Certain transactions may be exempt from the foregoing blackout rules if made pursuant to a plan established under Rule 10b5-1 under the SEC Act of 1934. This Policy is not intended to provide any analysis or guidance on Rule10b5-1 programs, but you should contact the Legal Department if you would like to receive additional information.
c. Stock Options. Directors, executive officers and Designated Individuals may exercise stock options (by paying cash, or transferring securities to Teleflex or withholding securities to pay the exercise price or withholding taxes) and hold the underlying securities, notwithstanding the foregoing prohibitions; provided, however, that directors, executive officers and Designated Individuals that desire to exercise stock options in such manner must obtain the prior approval of a compliance officer before doing so. Other methods of exercising stock options are not permitted during a “blackout period.”

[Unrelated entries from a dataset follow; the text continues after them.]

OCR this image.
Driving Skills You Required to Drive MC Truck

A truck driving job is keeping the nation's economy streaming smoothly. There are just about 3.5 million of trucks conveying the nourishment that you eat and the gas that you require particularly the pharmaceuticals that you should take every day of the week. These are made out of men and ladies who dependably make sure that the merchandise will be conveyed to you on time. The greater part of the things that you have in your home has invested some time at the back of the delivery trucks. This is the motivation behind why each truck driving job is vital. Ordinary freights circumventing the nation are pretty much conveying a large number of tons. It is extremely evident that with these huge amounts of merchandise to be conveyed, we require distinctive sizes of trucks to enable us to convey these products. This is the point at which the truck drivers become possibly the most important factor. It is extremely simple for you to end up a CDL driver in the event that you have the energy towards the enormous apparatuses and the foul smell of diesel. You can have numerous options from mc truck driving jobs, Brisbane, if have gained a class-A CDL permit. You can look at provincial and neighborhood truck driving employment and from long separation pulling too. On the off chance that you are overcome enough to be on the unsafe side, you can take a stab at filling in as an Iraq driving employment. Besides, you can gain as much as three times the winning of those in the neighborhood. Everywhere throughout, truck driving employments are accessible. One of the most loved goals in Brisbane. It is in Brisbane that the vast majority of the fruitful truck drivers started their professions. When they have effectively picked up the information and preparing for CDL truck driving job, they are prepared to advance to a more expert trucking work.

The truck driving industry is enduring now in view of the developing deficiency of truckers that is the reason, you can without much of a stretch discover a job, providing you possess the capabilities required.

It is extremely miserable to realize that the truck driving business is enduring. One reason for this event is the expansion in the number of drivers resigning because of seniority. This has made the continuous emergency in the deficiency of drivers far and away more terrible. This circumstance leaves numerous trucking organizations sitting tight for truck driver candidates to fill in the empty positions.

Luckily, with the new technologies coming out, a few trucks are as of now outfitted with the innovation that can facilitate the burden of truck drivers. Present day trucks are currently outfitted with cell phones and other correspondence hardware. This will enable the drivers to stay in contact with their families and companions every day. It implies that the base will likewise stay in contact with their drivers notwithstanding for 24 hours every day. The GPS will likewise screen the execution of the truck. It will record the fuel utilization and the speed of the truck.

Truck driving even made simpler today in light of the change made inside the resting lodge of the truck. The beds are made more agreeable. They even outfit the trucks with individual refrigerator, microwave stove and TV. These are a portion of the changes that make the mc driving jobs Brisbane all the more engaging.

d. Certain Other Transactions. Notwithstanding any other provisions of this Policy, unless approved by a compliance officer, directors, executive officers and Designated Individuals may not alter (e.g., increase, decrease, commence or discontinue) any elections involving Teleflex securities (including transfers into or out of Teleflex securities) under any Teleflex benefit plan or arrangement, including the Teleflex 401(k) plan.

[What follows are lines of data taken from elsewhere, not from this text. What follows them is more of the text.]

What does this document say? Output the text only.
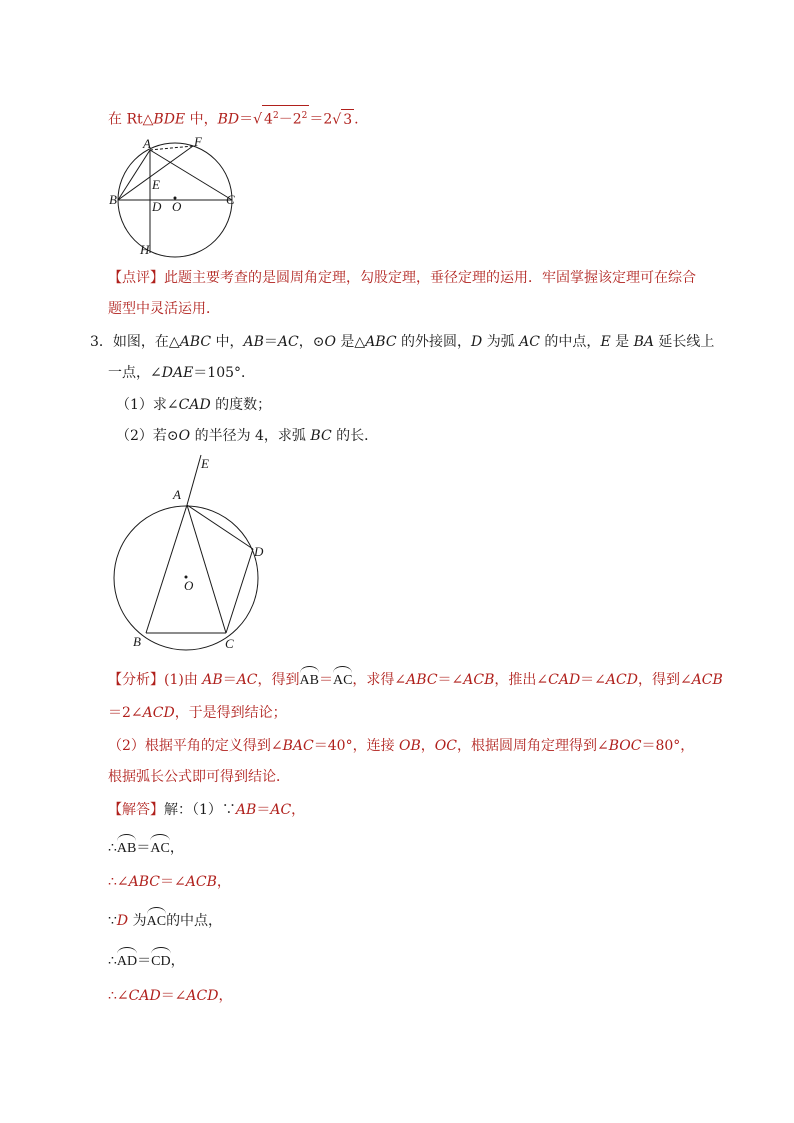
在 Rt△BDE 中，BD＝√ $4^2-2^2 =2√$ 3 .
A	F
E
B	D O	C
H
【点评】此题主要考查的是圆周角定理，勾股定理，垂径定理的运用．牢固掌握该定理可在综合
题型中灵活运用．
3．如图，在△ABC 中，AB＝AC，⊙O 是△ABC 的外接圆，D 为弧 AC 的中点，E 是 BA 延长线上
一点，∠DAE＝105°．
（1）求∠CAD 的度数；
（2）若⊙O 的半径为 4，求弧 BC 的长．
E
A
D
O
B	C
【分析】(1)由 AB＝AC，得到AB＝AC，求得∠ABC＝∠ACB，推出∠CAD＝∠ACD，得到∠ACB
＝2∠ACD，于是得到结论；
（2）根据平角的定义得到∠BAC＝40°，连接 OB，OC，根据圆周角定理得到∠BOC＝80°，
根据弧长公式即可得到结论．
【解答】解：（1）∵AB＝AC，
∴AB＝AC，
∴∠ABC＝∠ACB，
∵D 为AC的中点，
∴AD＝CD，
∴∠CAD＝∠ACD，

Teleflex Incorporated Securities Trading Policy
e. No Short Sales or Speculative Transactions. No director, executive officer or Designated Individual, whether or not he or she possesses material, non-public information, may trade in options, warrants, puts and calls or similar instruments on Teleflex’s securities or sell such securities “short” (i.e., selling stock that is not owned and borrowing the shares to make delivery). Such activities may put the personal gain of such individual in conflict with the best interests of Teleflex and its securityholders or otherwise give the appearance of impropriety. In addition, no director, executive officer or Designated Individual may engage in any transactions (including variable forward contracts, equity swaps, collars and exchange funds) that are designed to hedge or offset any decrease in the market value of Teleflex’s equity securities.

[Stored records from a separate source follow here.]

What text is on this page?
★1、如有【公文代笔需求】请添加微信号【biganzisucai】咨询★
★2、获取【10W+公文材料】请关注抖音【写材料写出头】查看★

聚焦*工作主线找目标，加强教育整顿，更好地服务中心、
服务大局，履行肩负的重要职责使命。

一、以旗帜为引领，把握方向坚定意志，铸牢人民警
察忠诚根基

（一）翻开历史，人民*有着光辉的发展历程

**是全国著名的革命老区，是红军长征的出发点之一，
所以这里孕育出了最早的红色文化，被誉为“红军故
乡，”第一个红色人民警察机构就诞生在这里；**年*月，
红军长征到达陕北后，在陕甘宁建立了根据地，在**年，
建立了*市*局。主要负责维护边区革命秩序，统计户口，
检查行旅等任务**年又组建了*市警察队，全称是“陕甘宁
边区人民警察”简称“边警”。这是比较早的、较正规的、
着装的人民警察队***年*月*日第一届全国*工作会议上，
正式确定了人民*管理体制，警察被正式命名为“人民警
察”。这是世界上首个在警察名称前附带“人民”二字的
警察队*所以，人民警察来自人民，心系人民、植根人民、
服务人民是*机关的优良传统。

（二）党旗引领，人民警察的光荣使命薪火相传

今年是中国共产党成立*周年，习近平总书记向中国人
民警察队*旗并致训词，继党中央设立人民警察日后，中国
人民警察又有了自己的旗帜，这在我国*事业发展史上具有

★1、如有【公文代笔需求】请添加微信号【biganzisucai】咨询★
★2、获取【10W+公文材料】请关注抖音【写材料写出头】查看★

f. Margin Accounts and Pledges. Teleflex securities held in a margin account or pledged as collateral can be sold without the owner’s consent in certain circumstances. This means that a margin sale or foreclosure sale may occur at a time when the owner is aware of material, nonpublic information or otherwise is not permitted to trade in Teleflex securities. Therefore, no director, executive officer or Designated Individual, whether or not in possession of material, non-public information, may purchase Teleflex securities on margin, or borrow against any account in which Teleflex securities are held, or pledge Teleflex securities as collateral for a loan.
Section 3. Policy Interpretation and Administration
This Policy shall be administered by the compliance officers. In connection therewith, the compliance officers shall have the authority to construe and interpret the terms of the Policy, adopt rules and procedures relating to the operation and administration of the Policy and adopt and approve non-material amendments to the Policy.
Section 4. Policy Approval and Amendments
This Policy has been approved by the Audit Committee of Teleflex’s Board of Directors. Any material amendments to the Policy shall be subject to Audit Committee approval.
Section 5. Questions and Assistance
Compliance with this Policy is of the utmost importance. Any questions concerning the trading restrictions and policies set forth above should be directed to the Teleflex Legal Department.